The US Department of Justice (DoJ) has filed a lawsuit against the owner and operator of Dali, the neo-Panamax container ship that destroyed the Francis Scott Key Bridge in Baltimore earlier this year
A civil suit filed in the District Court for the District of Maryland is claiming US$103M in costs incurred and punitive damages against the ship’s Singapore-based owner Grace Ocean Pvt Ltd and technical manager Synergy Marine citing reckless conduct and negligence.
Dali was under charter to AP Moller-Maersk at the time.
In the early hours of 26 March, Dali left the Port of Baltimore bound for Sri Lanka, when it lost power while navigating through the Fort McHenry Channel. While the ship was able to broadcast a mayday call, it regained power, but soon lost power before striking the Francis Scott Key bridge, with the major interstate highway bridge collapsing seconds later, killing six construction workers.
The wreck of Dali and the remnants of the bridge obstructed the navigable channel and brought all shipping into and out of the Port of Baltimore to a standstill.
US Attorney General Merrick Garland said the DoJ will seek accountability for the bridge’s destruction, loss of life and disruption to commercial activity.
“With this civil claim, the Justice Department is working to ensure the costs of clearing the channel and reopening the Port of Baltimore are borne by the companies that caused the crash, not by the American taxpayer,” he said.
Dali was removed from Baltimore and moved to Norfolk, Virginia, for repairs in late June. As of 19 September, it had left Norfolk and is currently travelling in ballast for Ningbo, China, reportedly to undergo further repair.
The US law enforcement service, the Federal Bureau of Investigation (FBI), had reportedly boarded a separate Synergy Marine-managed vessel in the port of Baltimore in recent days, shortly after Dali left the port. FBI officials boarded Singapore-flagged, 10,000-TEU Maersk Saltoro, describing the action as “court-authorised law enforcement activity,” without going into detail.
Potential liability and further claims
The DoJ stressed the claim does not include any damages for the reconstruction of the Francis Scott Key Bridge.
A statement from the DoJ noted, “Since the State of Maryland built, owned, maintained and operated the bridge, attorneys on the State’s behalf may file their own claim for those damages. Subsequently, pursuant to the governing regulation, funds recovered by the State of Maryland for reconstruction of the bridge will be used to reduce the project costs paid by federal taxpayer dollars.”
For their part, both owner and operator initiated legal action seeking to limit their liability to US$43.7M, the value of the container ship Dali, using a federal law dating back to 1851.
The US government’s lawsuit is one of what is expected to be many claims against the Limitation of Liability Act case of Dali’s owner and technical manager. The remainder of claims are expected to be filed by 24 September.
The US DoJ’s civil suit seeks to recover costs incurred by government authorities in responding to the disaster, including removing the bridge parts from the channel, clearing the entangled wreck, the bridge debris and abating the risk of oil pollution. Government agencies claim they had to remove “about 50,000 tonnes of steel, concrete, and asphalt from the channel and from Dali itself.”
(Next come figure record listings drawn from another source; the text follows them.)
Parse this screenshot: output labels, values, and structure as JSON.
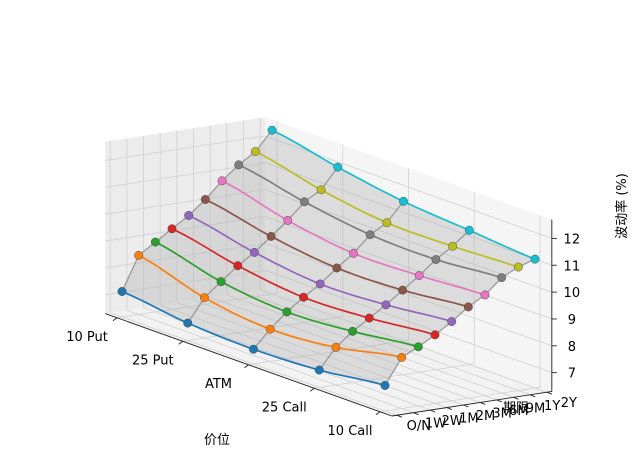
{
  "chart_data": {
    "type": "surface3d",
    "title": "",
    "xlabel": "价位",
    "ylabel": "期限",
    "zlabel": "波动率 (%)",
    "x_categories": [
      "10 Put",
      "25 Put",
      "ATM",
      "25 Call",
      "10 Call"
    ],
    "y_categories": [
      "O/N",
      "1W",
      "2W",
      "1M",
      "2M",
      "3M",
      "6M",
      "9M",
      "1Y",
      "2Y"
    ],
    "zlim": [
      6.3,
      12.7
    ],
    "zticks": [
      7,
      8,
      9,
      10,
      11,
      12
    ],
    "grid": true,
    "series": [
      {
        "tenor": "O/N",
        "color": "#1f77b4",
        "values": [
          7.25,
          6.95,
          6.85,
          6.95,
          7.25
        ]
      },
      {
        "tenor": "1W",
        "color": "#ff7f0e",
        "values": [
          8.5,
          7.8,
          7.5,
          7.7,
          8.2
        ]
      },
      {
        "tenor": "2W",
        "color": "#2ca02c",
        "values": [
          8.9,
          8.3,
          8.05,
          8.2,
          8.5
        ]
      },
      {
        "tenor": "1M",
        "color": "#d62728",
        "values": [
          9.3,
          8.8,
          8.5,
          8.6,
          8.85
        ]
      },
      {
        "tenor": "2M",
        "color": "#9467bd",
        "values": [
          9.7,
          9.2,
          8.9,
          9.0,
          9.25
        ]
      },
      {
        "tenor": "3M",
        "color": "#8c564b",
        "values": [
          10.2,
          9.7,
          9.4,
          9.45,
          9.7
        ]
      },
      {
        "tenor": "6M",
        "color": "#e377c2",
        "values": [
          10.8,
          10.2,
          9.85,
          9.9,
          10.05
        ]
      },
      {
        "tenor": "9M",
        "color": "#7f7f7f",
        "values": [
          11.3,
          10.8,
          10.45,
          10.4,
          10.6
        ]
      },
      {
        "tenor": "1Y",
        "color": "#bcbd22",
        "values": [
          11.7,
          11.15,
          10.8,
          10.8,
          10.9
        ]
      },
      {
        "tenor": "2Y",
        "color": "#17becf",
        "values": [
          12.4,
          11.9,
          11.5,
          11.3,
          11.1
        ]
      }
    ]
  }
}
The Fort McHenry Channel was cleared by early June and the Port of Baltimore reopened for commercial navigation.
The lawsuit alleges negligence on behalf of the ship’s owner and operator, accusing them of doing nothing to mitigate the issues on the ship. Specific assertions state that none of the four means that should have been available to help steer Dali – the propeller, rudder, anchor or bow thruster – worked when they were needed to avert or even mitigate a collision.
The DoJ’s claim also seeks punitive damages to deter the owner and operator of Dali and others.
In May, the National Transportation Safety Board report found the first blackout on board Dali during the ship’s port stay in Baltimore occurred during maintenance on a scrubber system, and the second blackout was linked to low fuel pressure in a backup generator.
“The owner and operator of Dali were well aware of vibration issues on the vessel that could cause a power outage. But instead of taking necessary precautions, they did the opposite,” said Principal Deputy Associate Attorney General Benjamin Mizer.
“Out of negligence, mismanagement, and, at times, a desire to cut costs, they configured the ship’s electrical and mechanical systems in a way that prevented those systems from being able to quickly restore propulsion and steering after a power outage. As a result, when Dali lost power, a cascading set of failures led to disaster.”